Je trouve son exemple d’autant mieux choisi que La liste de Schindler
- bien que filmé en couleur - a été diffusé en salles en noir et blanc. À terme, le choix de faire ou non un film en 3D deviendrait-il un choix artistique au même titre que choisir entre la couleur et le noir et blanc ? Le choix du noir et blanc dans le film de Spielberg n’est pas qu’un choix esthétique, il indique que ce que l’on voit fait partie de l’histoire comme un témoignage du passé. Le film débute et se termine par des scènes en couleur qui fonctionnent comme des parenthèses, ce qui renvoie aussi à la notion de parenthèse de l’histoire. Janusz Kaminski le directeur photo a déclaré vouloir donner un côté intemporel au film. Choix artistique donc, mais pas seulement car la question essentielle qui en ressort est : Peut-on filmer l’horreur en couleur ? Spielberg lui, – malgré la scène controversée des douches - ne souhaitait pas magnifier les évènements.

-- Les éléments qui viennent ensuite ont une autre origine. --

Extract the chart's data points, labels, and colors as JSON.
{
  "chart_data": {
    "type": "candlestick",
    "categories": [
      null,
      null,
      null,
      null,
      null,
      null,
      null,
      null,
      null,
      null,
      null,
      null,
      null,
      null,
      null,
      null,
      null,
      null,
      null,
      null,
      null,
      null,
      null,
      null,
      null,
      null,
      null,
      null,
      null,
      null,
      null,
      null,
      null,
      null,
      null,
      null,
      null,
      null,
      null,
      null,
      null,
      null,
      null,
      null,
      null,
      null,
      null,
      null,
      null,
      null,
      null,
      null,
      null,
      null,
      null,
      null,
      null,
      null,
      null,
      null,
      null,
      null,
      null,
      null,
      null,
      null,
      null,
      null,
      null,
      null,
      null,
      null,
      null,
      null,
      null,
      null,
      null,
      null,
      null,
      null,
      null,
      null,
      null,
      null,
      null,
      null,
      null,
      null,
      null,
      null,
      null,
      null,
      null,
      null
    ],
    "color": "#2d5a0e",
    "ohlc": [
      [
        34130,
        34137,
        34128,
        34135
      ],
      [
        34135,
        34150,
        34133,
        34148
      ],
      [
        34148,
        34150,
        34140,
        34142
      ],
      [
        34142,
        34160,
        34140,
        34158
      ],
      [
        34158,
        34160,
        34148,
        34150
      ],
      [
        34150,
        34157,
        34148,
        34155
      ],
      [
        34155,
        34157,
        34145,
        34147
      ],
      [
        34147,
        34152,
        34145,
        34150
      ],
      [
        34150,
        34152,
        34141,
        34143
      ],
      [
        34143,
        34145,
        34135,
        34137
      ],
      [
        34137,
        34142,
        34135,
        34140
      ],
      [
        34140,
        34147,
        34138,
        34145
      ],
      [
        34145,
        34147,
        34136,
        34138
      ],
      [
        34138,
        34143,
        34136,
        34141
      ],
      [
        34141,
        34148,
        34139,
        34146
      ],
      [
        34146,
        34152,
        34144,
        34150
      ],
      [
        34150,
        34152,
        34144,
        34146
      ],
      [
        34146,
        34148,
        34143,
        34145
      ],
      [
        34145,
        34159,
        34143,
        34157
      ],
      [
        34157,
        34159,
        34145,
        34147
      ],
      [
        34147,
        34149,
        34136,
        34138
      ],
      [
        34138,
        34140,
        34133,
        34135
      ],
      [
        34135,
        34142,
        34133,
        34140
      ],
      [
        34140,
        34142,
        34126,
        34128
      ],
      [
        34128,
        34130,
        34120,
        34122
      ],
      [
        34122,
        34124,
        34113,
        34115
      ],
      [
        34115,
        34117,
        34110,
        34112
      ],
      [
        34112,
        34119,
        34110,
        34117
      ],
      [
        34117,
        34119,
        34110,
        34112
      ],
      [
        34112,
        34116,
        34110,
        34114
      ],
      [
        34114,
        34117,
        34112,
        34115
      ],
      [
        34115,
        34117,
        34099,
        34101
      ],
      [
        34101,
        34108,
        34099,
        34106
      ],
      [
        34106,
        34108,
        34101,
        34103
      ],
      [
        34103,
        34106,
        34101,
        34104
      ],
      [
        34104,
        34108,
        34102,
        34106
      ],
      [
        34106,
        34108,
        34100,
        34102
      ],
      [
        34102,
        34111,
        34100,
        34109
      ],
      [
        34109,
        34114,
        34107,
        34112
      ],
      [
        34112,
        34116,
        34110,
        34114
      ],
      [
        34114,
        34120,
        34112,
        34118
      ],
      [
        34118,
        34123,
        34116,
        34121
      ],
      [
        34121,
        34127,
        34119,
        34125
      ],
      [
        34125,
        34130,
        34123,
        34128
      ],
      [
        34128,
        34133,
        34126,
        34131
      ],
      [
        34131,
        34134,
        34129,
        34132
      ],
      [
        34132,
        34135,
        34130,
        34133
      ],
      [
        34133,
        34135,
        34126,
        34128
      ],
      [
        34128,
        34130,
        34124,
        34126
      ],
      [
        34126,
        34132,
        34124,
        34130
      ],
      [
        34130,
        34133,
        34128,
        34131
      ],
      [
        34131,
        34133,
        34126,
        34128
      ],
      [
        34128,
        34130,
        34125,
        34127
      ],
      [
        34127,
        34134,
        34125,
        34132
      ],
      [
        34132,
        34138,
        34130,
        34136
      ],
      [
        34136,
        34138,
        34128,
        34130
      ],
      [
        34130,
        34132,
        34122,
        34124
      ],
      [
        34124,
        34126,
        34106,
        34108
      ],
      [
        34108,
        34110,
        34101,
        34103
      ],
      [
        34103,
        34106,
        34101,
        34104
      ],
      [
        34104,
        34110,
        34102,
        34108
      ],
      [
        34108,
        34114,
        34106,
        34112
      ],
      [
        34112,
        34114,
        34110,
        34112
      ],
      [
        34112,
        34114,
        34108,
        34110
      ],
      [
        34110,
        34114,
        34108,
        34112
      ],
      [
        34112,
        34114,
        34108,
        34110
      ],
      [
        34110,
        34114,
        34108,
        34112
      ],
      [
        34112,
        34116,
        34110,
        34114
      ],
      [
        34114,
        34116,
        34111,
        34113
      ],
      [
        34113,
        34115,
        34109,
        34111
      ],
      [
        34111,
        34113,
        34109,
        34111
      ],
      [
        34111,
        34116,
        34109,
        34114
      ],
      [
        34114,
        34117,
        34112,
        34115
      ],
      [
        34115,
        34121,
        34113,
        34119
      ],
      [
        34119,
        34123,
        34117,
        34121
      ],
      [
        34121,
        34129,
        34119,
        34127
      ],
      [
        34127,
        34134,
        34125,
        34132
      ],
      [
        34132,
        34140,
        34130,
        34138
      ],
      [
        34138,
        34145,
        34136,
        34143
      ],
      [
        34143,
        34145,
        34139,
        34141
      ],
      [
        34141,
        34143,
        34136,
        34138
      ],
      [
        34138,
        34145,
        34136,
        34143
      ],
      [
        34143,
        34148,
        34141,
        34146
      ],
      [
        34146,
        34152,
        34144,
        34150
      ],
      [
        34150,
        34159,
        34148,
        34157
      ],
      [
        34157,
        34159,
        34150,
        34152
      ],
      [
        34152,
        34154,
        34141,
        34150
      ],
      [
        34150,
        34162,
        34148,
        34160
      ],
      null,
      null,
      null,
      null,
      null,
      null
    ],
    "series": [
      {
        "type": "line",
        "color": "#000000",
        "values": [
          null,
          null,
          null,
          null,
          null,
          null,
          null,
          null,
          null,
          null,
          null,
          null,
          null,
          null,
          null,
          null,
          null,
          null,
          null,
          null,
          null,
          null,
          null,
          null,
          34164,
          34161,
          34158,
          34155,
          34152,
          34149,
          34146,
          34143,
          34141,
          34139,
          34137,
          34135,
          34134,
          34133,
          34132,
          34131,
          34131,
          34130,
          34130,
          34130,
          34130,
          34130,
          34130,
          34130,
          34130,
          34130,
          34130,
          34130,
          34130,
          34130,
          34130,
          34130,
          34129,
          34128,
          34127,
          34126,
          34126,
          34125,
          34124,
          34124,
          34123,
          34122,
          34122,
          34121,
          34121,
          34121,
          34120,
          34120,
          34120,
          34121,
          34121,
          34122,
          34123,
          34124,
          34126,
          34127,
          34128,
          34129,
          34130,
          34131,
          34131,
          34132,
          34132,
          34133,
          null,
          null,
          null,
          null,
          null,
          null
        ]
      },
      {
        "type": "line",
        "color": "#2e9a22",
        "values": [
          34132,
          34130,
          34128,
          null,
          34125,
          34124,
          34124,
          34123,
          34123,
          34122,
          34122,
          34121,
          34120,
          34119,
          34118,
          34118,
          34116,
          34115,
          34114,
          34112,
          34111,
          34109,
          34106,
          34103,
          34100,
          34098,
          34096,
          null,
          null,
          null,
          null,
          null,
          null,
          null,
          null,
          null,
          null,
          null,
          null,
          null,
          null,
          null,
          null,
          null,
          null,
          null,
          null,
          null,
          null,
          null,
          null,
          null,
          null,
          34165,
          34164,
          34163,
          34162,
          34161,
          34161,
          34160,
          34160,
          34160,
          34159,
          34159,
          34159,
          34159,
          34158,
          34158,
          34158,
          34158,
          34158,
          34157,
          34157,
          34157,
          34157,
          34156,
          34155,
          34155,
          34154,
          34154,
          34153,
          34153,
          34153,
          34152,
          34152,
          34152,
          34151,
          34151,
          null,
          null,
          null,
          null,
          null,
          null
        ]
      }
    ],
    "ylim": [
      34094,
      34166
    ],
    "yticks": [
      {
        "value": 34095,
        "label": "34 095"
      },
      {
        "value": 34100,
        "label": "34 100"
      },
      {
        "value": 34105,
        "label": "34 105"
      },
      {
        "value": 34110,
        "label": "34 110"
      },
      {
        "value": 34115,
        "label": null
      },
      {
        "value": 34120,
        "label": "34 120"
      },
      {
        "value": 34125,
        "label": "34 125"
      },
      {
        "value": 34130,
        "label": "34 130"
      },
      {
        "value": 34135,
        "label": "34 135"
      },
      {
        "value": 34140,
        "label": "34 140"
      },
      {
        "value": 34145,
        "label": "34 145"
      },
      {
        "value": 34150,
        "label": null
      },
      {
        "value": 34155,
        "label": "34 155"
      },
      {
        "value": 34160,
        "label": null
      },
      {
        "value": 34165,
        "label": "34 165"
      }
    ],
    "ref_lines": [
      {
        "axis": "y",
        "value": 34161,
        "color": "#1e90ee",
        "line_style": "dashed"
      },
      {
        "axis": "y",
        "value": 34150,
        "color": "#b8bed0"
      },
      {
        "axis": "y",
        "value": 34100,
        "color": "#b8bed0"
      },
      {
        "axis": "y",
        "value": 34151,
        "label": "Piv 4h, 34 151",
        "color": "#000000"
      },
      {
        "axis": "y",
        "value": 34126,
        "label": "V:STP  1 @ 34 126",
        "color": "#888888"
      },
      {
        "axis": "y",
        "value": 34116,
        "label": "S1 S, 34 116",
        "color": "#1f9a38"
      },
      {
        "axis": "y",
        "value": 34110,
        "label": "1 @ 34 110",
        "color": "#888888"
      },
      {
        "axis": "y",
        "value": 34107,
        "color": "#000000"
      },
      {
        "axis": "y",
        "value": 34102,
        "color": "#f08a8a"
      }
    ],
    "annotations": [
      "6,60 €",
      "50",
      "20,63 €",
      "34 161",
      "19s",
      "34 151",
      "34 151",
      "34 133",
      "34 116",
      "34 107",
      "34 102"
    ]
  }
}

En ce sens le noir et blanc apporte aussi une neutralité et vient poser une certaine distanciation par rapport à l'image.
Bref, aujourd'hui on pourrait en plus se poser légitimement la question : Peut-on filmer l’horreur en 3D ? Auschwitz, en Imax 3D comme si vous y étiez... C’est désormais une question que devront se poser les futurs réalisateurs.